Sterling fell to a more than two-year low against a trade-weighted basket of currencies today, hurt by a survey that showed growth in the manufacturing sector missing expectations amid persistent concerns over a possible British exit from the European Union.

An online poll by market research agency TNS showed the rival campaigns for Britain to stay in or leave the European Union running neck-and-neck.

The 'in' and 'out' camps both had support from 35% of respondents in the poll, with 30% still undecided.

The Markit/CIPS manufacturing Purchasing Managers' Index (PMI) rose to 51.0 last month, short of economists' forecasts of 51.2.

The survey showed new export orders contracting while the manufacturing sector stagnated.

Sterling fell 1.1% to $1.4195, with losses accelerating after a better-than-expected US jobs report that pushed the dollar higher.

The euro was up 1.12% against the pound at 80.01p at 4.56pm Irish time, its highest since November 2014.

That put trade-weighted sterling at 84.3, its lowest since December 2013.

The index endured its worst quarter since late 2008 between January and March.

"General risk aversion, which is bad for sterling, worries about Brexit and the UK data are all prompting investors to sell the pound before the weekend," said a spot trader.
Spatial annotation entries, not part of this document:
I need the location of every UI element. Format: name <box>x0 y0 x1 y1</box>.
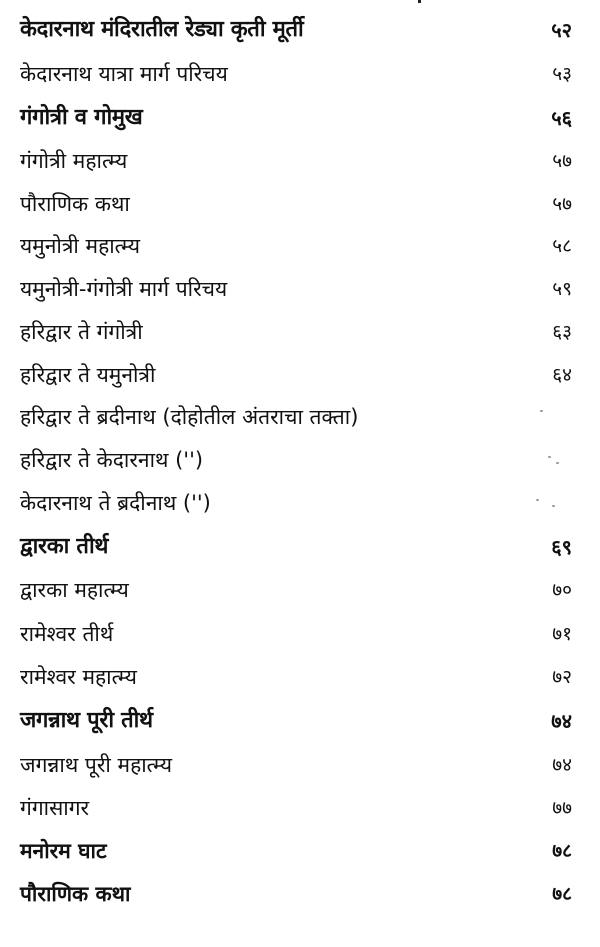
toc-entry-title: हरिद्वार ते गंगोत्री <box>20 320 143 344</box>
toc-entry <box>0 527 600 567</box>
scan-speck <box>552 505 555 507</box>
toc-entry <box>0 397 600 437</box>
toc-entry-page: ७८ <box>552 840 572 862</box>
toc-entry-title: हरिद्वार ते ब्रदीनाथ (दोहोतील अंतराचा तक्ता) <box>20 405 359 429</box>
toc-entry <box>0 54 600 94</box>
toc-entry-title: द्वारका तीर्थ <box>20 534 109 559</box>
toc-entry <box>0 614 600 654</box>
toc-entry-title: यमुनोत्री-गंगोत्री मार्ग परिचय <box>20 277 228 301</box>
toc-entry-title: केदारनाथ यात्रा मार्ग परिचय <box>20 62 228 86</box>
toc-entry <box>0 355 600 395</box>
toc-entry <box>0 10 600 50</box>
toc-entry-title: रामेश्वर महात्म्य <box>20 665 137 689</box>
scan-speck <box>548 456 551 458</box>
toc-entry-title: गंगोत्री व गोमुख <box>20 105 143 130</box>
toc-entry-title: केदारनाथ ते ब्रदीनाथ ('') <box>20 491 211 515</box>
scan-speck <box>540 410 543 412</box>
toc-entry-page: ५९ <box>552 278 572 300</box>
toc-entry-page: ५७ <box>552 150 572 172</box>
toc-entry-page: ५३ <box>552 63 572 85</box>
toc-entry <box>0 269 600 309</box>
toc-entry-title: रामेश्वर तीर्थ <box>20 622 114 646</box>
toc-entry-page: ६३ <box>552 321 572 343</box>
toc-entry-page: ५७ <box>552 193 572 215</box>
toc-entry <box>0 788 600 828</box>
toc-entry <box>0 570 600 610</box>
toc-entry <box>0 184 600 224</box>
toc-entry <box>0 98 600 138</box>
toc-entry <box>0 831 600 871</box>
toc-entry <box>0 483 600 523</box>
toc-entry <box>0 141 600 181</box>
toc-entry-title: द्वारका महात्म्य <box>20 578 129 602</box>
scan-speck <box>556 462 559 464</box>
toc-entry-title: यमुनोत्री महात्म्य <box>20 234 141 258</box>
toc-entry <box>0 874 600 914</box>
toc-entry-page: ७८ <box>552 883 572 905</box>
toc-entry-page: ७२ <box>552 666 572 688</box>
scan-mark <box>418 0 421 3</box>
toc-entry-title: हरिद्वार ते केदारनाथ ('') <box>20 448 204 472</box>
toc-entry-page: ७४ <box>552 754 572 776</box>
toc-entry <box>0 745 600 785</box>
toc-entry-page: ७७ <box>552 797 572 819</box>
toc-entry <box>0 226 600 266</box>
toc-entry-page: ७१ <box>552 623 572 645</box>
toc-entry-title: हरिद्वार ते यमुनोत्री <box>20 363 156 387</box>
toc-entry <box>0 440 600 480</box>
toc-entry-page: ६९ <box>551 535 572 559</box>
toc-entry-page: ५२ <box>551 18 572 42</box>
toc-entry <box>0 657 600 697</box>
toc-entry-title: केदारनाथ मंदिरातील रेड्या कृती मूर्ती <box>20 17 304 42</box>
toc-entry-title: गंगासागर <box>20 796 90 820</box>
toc-entry-title: पौराणिक कथा <box>20 882 131 906</box>
toc-entry-page: ५८ <box>552 235 572 257</box>
toc-entry-title: पौराणिक कथा <box>20 192 130 216</box>
toc-entry <box>0 701 600 741</box>
toc-entry-page: ५६ <box>551 106 572 130</box>
toc-entry-page: ७० <box>552 579 572 601</box>
toc-entry-title: जगन्नाथ पूरी महात्म्य <box>20 753 173 777</box>
toc-entry-page: ६४ <box>552 364 572 386</box>
scan-speck <box>536 499 539 501</box>
toc-entry-title: जगन्नाथ पूरी तीर्थ <box>20 708 153 733</box>
toc-entry-title: मनोरम घाट <box>20 839 107 863</box>
toc-entry <box>0 312 600 352</box>
toc-entry-title: गंगोत्री महात्म्य <box>20 149 128 173</box>
toc-entry-page: ७४ <box>551 709 572 733</box>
The PMI survey is likely to sour sentiment towards sterling, already rattled by the prospect of Britons voting to leave the EU in a 23 June referendum, which banks reckon would deal a substantial blow to the economy and currency.

"We expect risk for the pound to be tilted to the downside," said Daniel Trum, strategist at UBS Wealth Management.

"We still expect the UK to stay in the EU and see a 30% risk of a Brexit. But we acknowledge that sterling will temporarily suffer from investors partly preparing for a different outcome."

He recommended investors to sell sterling at $1.44 with a target of $1.38 and stop-loss at $1.48.

Global investors worry that leaving the EU would threaten the huge foreign investment flows Britain needs to fund its current account deficit, one of the biggest in the developing world.

Hans Redeker, global head of currency strategy at Morgan Stanley, said the widening deficit was driven by reduced earnings from abroad by UK companies, in particular commodity-related companies.

He said outflows from UK real estate funds highlighted Brexit risks and sovereign wealth funds could pull out more money this year, adding to sterling weakness.